New Green Party report warns surge in waste incineration levels mean valuable materials are going up in flames

By April 2019 England is on course to be burning more waste than it recycles, according to a new report released today by the Green Party.

Across London, the West Midlands, and the North East more rubbish is already burnt than recycled, and other regions are set to ensure the overall UK rate of incineration reaches a similar level by the end of this financial year, the report claims.

Between April 2018 and April 2019, just over 12 million tonnes of waste are predicted to be incinerated, compared to just under 12 million tonnes of rubbish which is set to get recycled, according to predictions extrapolated from current trends and cited in the report.

Green Party peer, Baroness Jenny Jones, said the high rates of incineration are holding back improvements in recycling rates, which have plateaued at 45 per cent in recent years.

“There is every chance that some of the plastics, cardboard and paper that people took care to separate for recycling, will end up being burnt alongside everything that was thrown in the waste bin,” she said.

“There is a logic to generating energy from the waste that we cannot recycle, or reuse, but it is meant to be the last resort option. What we have created instead is a market driven system of incinerators which constantly need to be fed.”

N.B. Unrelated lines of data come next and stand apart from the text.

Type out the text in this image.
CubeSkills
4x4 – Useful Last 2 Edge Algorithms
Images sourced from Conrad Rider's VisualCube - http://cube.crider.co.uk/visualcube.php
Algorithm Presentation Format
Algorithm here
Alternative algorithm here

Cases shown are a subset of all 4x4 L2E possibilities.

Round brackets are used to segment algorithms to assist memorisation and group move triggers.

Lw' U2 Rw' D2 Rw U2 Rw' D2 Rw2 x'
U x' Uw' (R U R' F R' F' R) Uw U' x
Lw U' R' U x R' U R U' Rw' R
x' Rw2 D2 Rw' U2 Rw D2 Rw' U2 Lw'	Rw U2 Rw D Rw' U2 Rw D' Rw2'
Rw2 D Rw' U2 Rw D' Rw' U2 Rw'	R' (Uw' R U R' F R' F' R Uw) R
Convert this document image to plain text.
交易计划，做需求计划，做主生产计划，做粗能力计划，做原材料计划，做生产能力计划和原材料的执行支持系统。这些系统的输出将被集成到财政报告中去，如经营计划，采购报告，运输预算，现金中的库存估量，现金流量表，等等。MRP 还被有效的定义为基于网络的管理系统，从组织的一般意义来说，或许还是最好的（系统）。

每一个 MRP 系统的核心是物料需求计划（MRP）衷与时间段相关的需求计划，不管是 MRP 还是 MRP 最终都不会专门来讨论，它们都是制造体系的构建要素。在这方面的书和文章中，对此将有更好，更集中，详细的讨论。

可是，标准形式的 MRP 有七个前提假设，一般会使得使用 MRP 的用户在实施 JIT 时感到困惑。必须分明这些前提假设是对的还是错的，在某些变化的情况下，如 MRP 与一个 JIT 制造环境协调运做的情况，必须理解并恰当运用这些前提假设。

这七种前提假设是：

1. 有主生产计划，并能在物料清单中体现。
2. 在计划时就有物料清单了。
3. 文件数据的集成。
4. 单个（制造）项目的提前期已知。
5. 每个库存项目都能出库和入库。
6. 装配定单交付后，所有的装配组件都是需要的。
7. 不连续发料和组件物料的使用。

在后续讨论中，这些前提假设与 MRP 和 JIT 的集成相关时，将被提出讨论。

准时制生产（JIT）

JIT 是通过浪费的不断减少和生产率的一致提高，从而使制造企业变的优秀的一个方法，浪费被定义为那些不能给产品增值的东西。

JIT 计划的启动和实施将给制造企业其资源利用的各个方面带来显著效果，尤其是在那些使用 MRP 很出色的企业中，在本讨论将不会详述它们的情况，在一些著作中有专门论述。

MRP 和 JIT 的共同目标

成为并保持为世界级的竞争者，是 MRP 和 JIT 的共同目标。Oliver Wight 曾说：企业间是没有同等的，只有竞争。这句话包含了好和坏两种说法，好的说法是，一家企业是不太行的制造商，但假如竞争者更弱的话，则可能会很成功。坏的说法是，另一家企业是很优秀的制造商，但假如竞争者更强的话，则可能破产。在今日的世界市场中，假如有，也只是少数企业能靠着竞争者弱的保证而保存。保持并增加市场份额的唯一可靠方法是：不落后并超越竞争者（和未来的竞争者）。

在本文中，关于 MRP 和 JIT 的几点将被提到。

Incineration levels across the UK have soared from 5.5 million tonnes of waste in 2012/13 to more than 10 million tonnes in 2016/7, according to the report. The trend has driven a major drop in the amount of rubbish heading to landfill, from almost nine million tonnes in 2012/13 to four million tonnes in 2015/6. But critics claim it has contributed to a stalling in recycling rates in parts of the country as local authorities divert rubbish to incineration plants.

“Many councils have signed up to long term contracts with incinerators and my research shows that these have some of the worst recycling rates in the country,” Jones said. “In fact, many of these councils have gone backwards and recycle proportionately less than they did six years ago. Let me be clear that it is not the case that people in central London, or Birmingham, or Portsmouth are bad people who are unwilling to recycle, it is because their council is bad at recycling and has let them and their environment down.”

But the Renewable Energy Association (REA), which represents Energy-from-Waste (EfW) firms, argued the paper makes no distinction between rubbish that is simply burnt, and energy-from waste plants where the energy from incineration is captured to generate electricity.

“There is a stark difference between incineration and EfW plants and it is inappropriate and misleading to group them together,” REA head of policy and external affairs James Court told BusinessGreen. “Energy from Waste has a crucial role to play at the end of the waste hierarchy, ensuring that the amount of waste going to landfill is minimised and that we are able to recover energy in the form of power and heat, as well as using advanced conversion processes to produce transport fuels and green chemicals for the capital.”

Instead, he blamed the stagnation in the country’s recycling rate on austerity measures and poor regulatory enforcement. “Reductions in local council funding and the relaxation of regulations are responsible for the stagnating recycling rates across England, so it is quite wrong to point the finger at a modern technology that is quite obviously a crucial piece of a broader puzzle,” he said.

In light of Baroness Jones’ findings, the Green Party is calling for councils to be forced to hit tougher recycling targets. The report also calls for a moratorium on new incinerator plants being built, arguing any new capacity will simply increase the likelihood that waste which could be recycled is sent for incineration.